Wednesday, April 14, 2010
On Finding a Book
It was July 1980. I had been travelling for three years. In the multitudinous din that was India I was alone. Emaciated, jaded and worryingly low on funds, I arrived in the holy city of Madurai. Near the grand temple I found a room in a cheap hotel, a loveless place called Venus: a small window, a bowl and jug of water on the floor and a narrow bed. Hidden under the bed I found, like a discarded miracle, a copy of Hermann Hesse’s Siddhartha. Sitting cross legged on the bed I opened the book and my eyes read the most beautiful sentence ever written: “In the shade of the house, in the sunshine on the river bank by the boats, in the shade of the sallow wood and the fig tree, Siddhartha, the handsome Brahmin’s son, grew up with his friend Govinda.” Reading that sentence, so unexpected, was the purest aesthetic experience I had ever had. I recognized that then, and I can recall it still – aesthetic joy. The sounds of the surging Indian city outside were stilled as I read on in a pool of silence and finished the novel. Then I started again.

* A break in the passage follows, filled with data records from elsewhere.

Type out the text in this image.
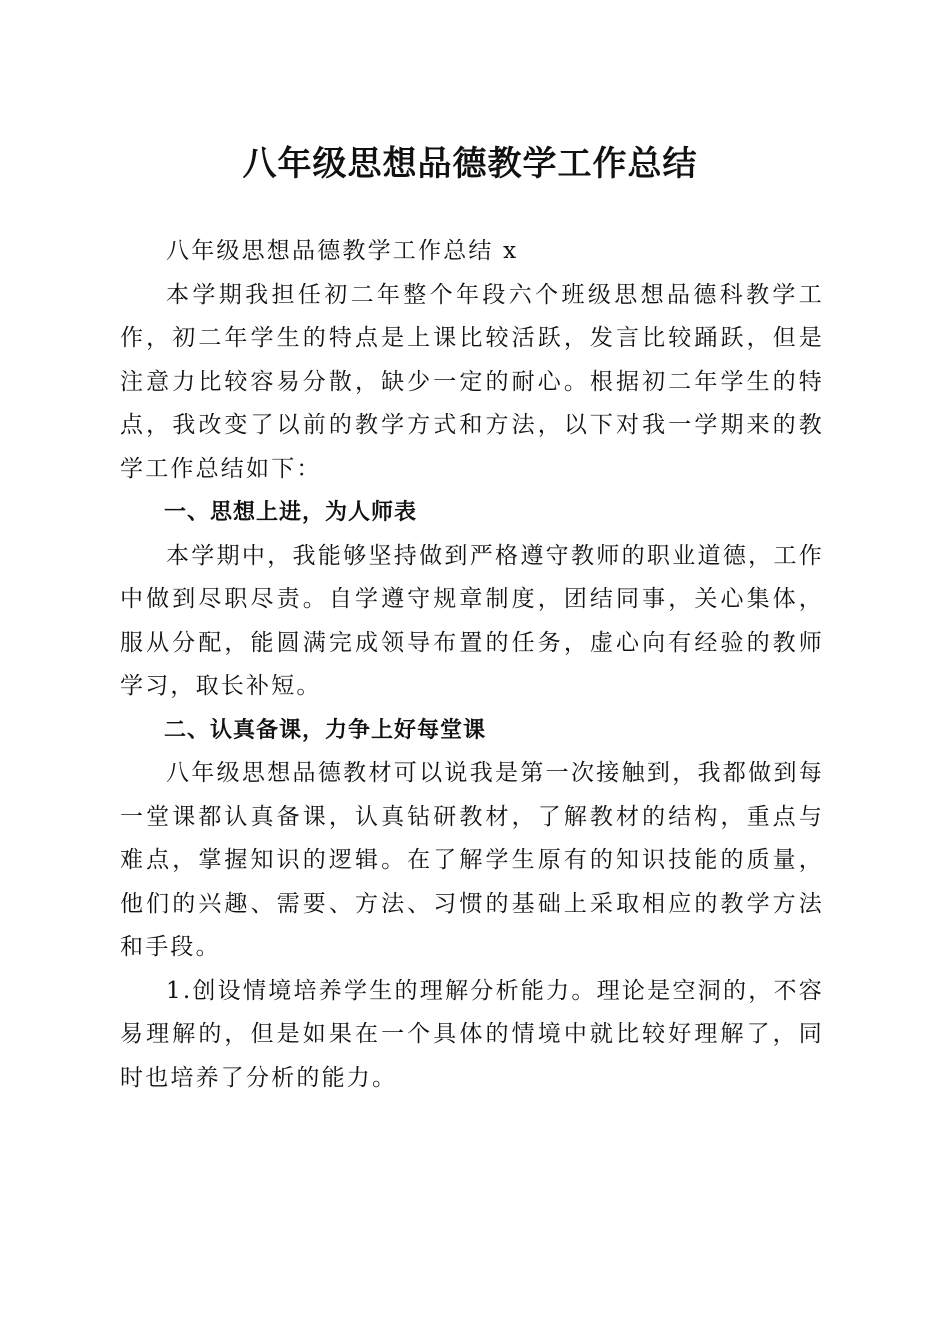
八年级思想品德教学工作总结

八年级思想品德教学工作总结 x

本学期我担任初二年整个年段六个班级思想品德科教学工作，初二年学生的特点是上课比较活跃，发言比较踊跃，但是注意力比较容易分散，缺少一定的耐心。根据初二年学生的特点，我改变了以前的教学方式和方法，以下对我一学期来的教学工作总结如下：

一、思想上进，为人师表

本学期中，我能够坚持做到严格遵守教师的职业道德，工作中做到尽职尽责。自学遵守规章制度，团结同事，关心集体，服从分配，能圆满完成领导布置的任务，虚心向有经验的教师学习，取长补短。

二、认真备课，力争上好每堂课

八年级思想品德教材可以说我是第一次接触到，我都做到每一堂课都认真备课，认真钻研教材，了解教材的结构，重点与难点，掌握知识的逻辑。在了解学生原有的知识技能的质量，他们的兴趣、需要、方法、习惯的基础上采取相应的教学方法和手段。

1.创设情境培养学生的理解分析能力。理论是空洞的，不容易理解的，但是如果在一个具体的情境中就比较好理解了，同时也培养了分析的能力。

When I left the hotel, three days later, I left the book where I had found it. Perhaps someone else right now is savouring their first encounter.
Some months later I was living in an attic room in a tall red-bricked building in a Dutch university town, lashed by the salty rain that rolled in off the cold North Sea. I had by then bought my own copy of Siddhartha and I read Hesse’s other works as if the ancient oracle of Delphi was whispering obscure wisdoms into my restless mind, Narcissus and Goldmund, Steppenwolf, The Glass Bead Game.
Of course everyone of my generation read Hesse during their youth. We grow up, and we put childish things to one side. I have grown to become less adventurous and much less filled with the aching of idealistic hope. Aesthetic enjoyment is less likely to pounce unexpectedly, more likely to be revealed in the shade of the house rather than in the sunshine on the river bank. Wagner has replaced Hesse. Still, when I moved to Zurich and discovered that Siddhartha had first appeared in installments in the local newspaper, the Neue Zurcher Zeitung in 1922, strange as it might seem, it helped me to feel at home in the city. Hesse loved this city too, I discovered. During his writing of Steppenwolf he spent a part of every year here. And so, now middle aged, I find myself hunting for his opinions of the city and searching out his old haunts, about which I will write on another occasion.
And the moral of this story? Never regret leaving a book behind.